Amelia abandonna toute tentative de dissimuler son effroi lorsque la silhouette de la sorcière se détacha de l'ombre. Maigre, courbée, féline, Azkaban l'avait métamorphosée mais la magistrate se souvenait avec précision de chacune de ses courbes et de ses angles. Amelia connaissait mieux le corps de Bellatrix que la Code international de la magie - qu'elle savait pourtant réciter par cœur depuis ses quinze ans.
Et Bellatrix avait peur. Amelia le voyait à l'amplitude de sa respiration sur sa poitrine tandis qu'elle levait fièrement le menton. Et elle eut pitié - elle eut presque pitié car elle comprit que c'était elle, la punition de son échec au Département des Mystères quelques mois plus tôt.
- Trix... souffla-t-elle en tentant de capter son regard vacillant.
- Trix ? répéta Voldemort avec amusement. Comme c'est adorable. Un passé commun, peut-être ?
Cela confirma qu'il savait. Il savait leur passé à elles. Le lui avait-elle raconté ? L'avait-il lu dans son esprit ?
Bellatrix s'avança de son pas lourd et élégant - si loin de sa démarche saccadée à elle - et lui fit face, si proche, familière et étrangère à la fois. C'était quelque chose dans son odeur de conviction qui avait pris la teinte de la soumission.
- Alors c'est toi, qui me tortureras ? chuchota la juriste.
Sa mèche bouclée retombait sur son front, devant son regard de fer, et elle fut tentée un instant de la remettre derrière son oreille.

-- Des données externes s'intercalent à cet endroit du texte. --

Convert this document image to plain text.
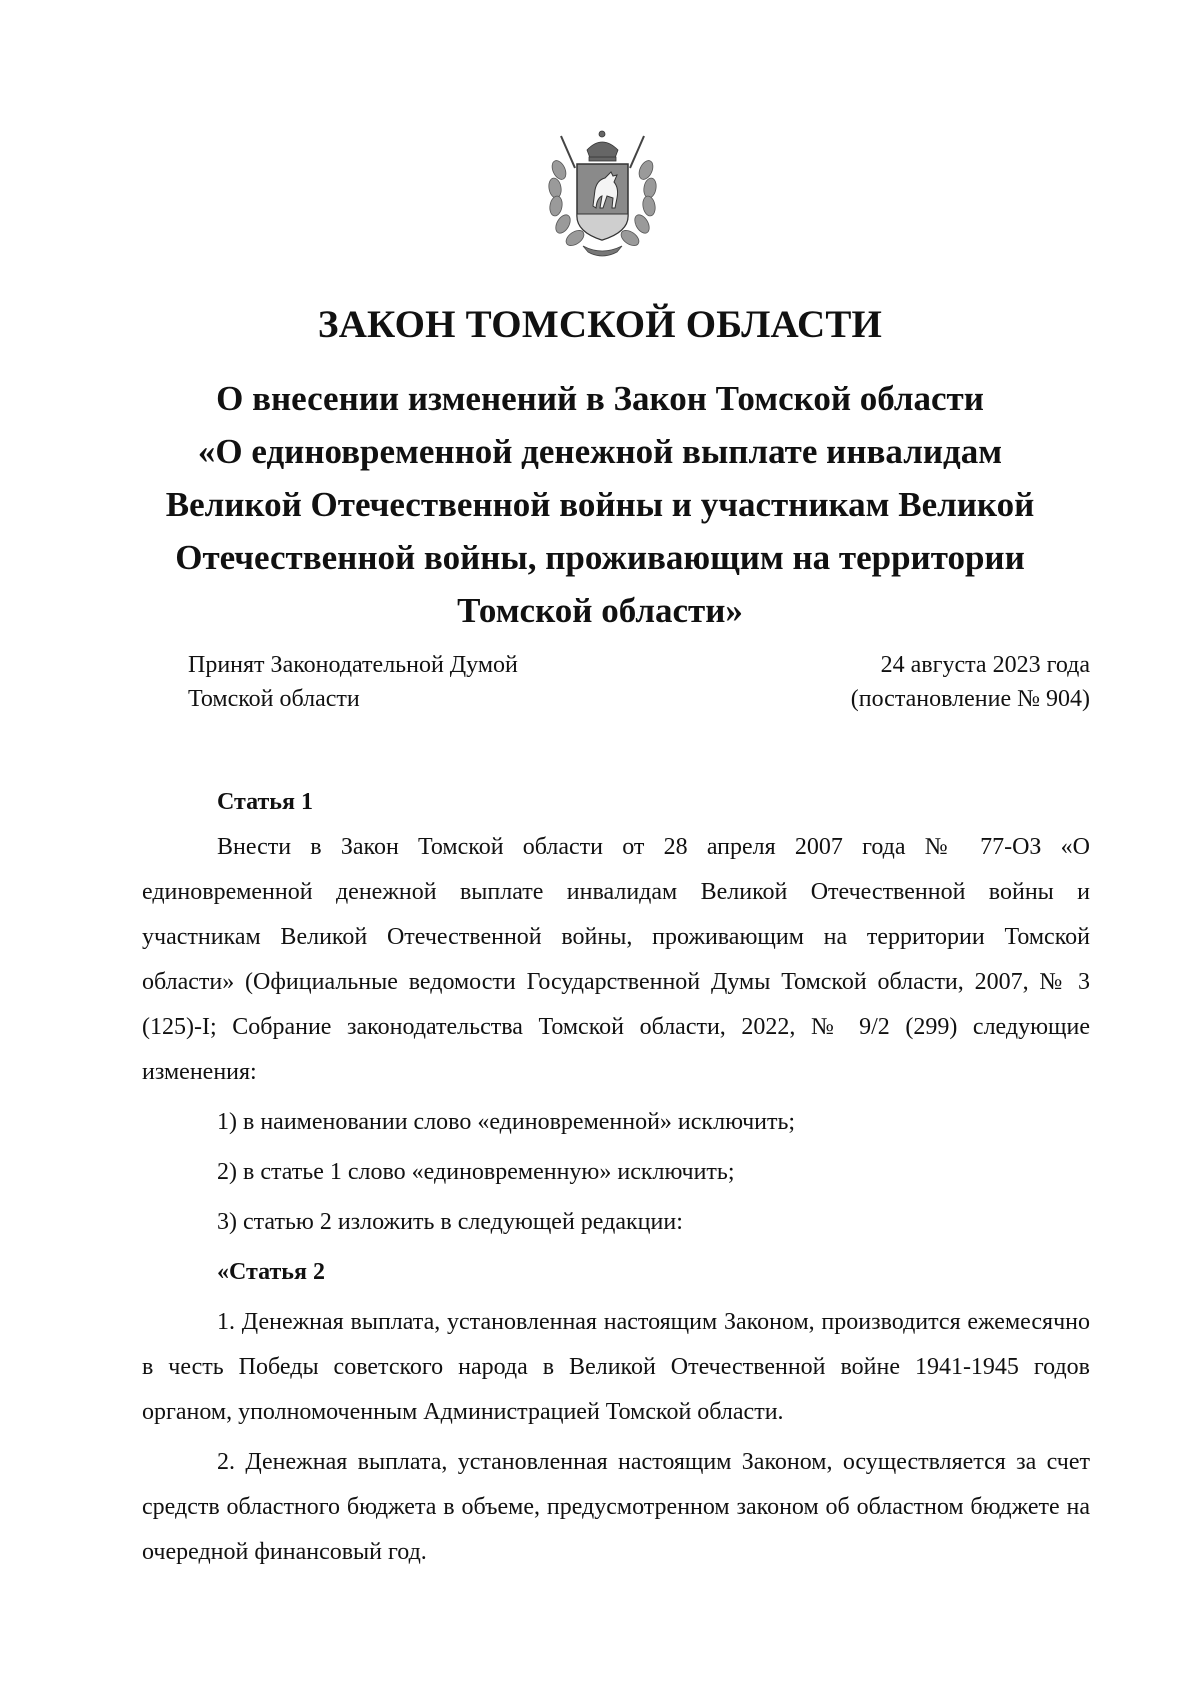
ЗАКОН ТОМСКОЙ ОБЛАСТИ
О внесении изменений в Закон Томской области
«О единовременной денежной выплате инвалидам
Великой Отечественной войны и участникам Великой
Отечественной войны, проживающим на территории
Томской области»
Принят Законодательной Думой
Томской области
24 августа 2023 года
(постановление № 904)

Статья 1

Внести в Закон Томской области от 28 апреля 2007 года № 77-ОЗ «О единовременной денежной выплате инвалидам Великой Отечественной войны и участникам Великой Отечественной войны, проживающим на территории Томской области» (Официальные ведомости Государственной Думы Томской области, 2007, № 3 (125)-I; Собрание законодательства Томской области, 2022, № 9/2 (299) следующие изменения:

1) в наименовании слово «единовременной» исключить;

2) в статье 1 слово «единовременную» исключить;

3) статью 2 изложить в следующей редакции:

«Статья 2

1. Денежная выплата, установленная настоящим Законом, производится ежемесячно в честь Победы советского народа в Великой Отечественной войне 1941-1945 годов органом, уполномоченным Администрацией Томской области.

2. Денежная выплата, установленная настоящим Законом, осуществляется за счет средств областного бюджета в объеме, предусмотренном законом об областном бюджете на очередной финансовый год.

Bellatrix fixa un instant sa main, comme si elle avait lu dans ses pensées, puis se reprit.
- Oui.
- Tu ne peux pas.
Son rire rauque secoua tout son corps sans atteindre celui d'Amelia, figé comme sous l'effet d'un maléfice.
- Vraiment ? Ne suis-je pourtant pas la seule à avoir su te faire ployer ? demanda Bellatrix avec une ironie qui dissimula mal le grain brisé de sa voix.
Sa chevelure de jais prit des éclats dorés, son visage une teinte saturée, et Bones sut que le soleil s'était levé.
- Car tu es faible, Amelia, et nous le savons toutes les deux : la justice sans la force est impuissante*.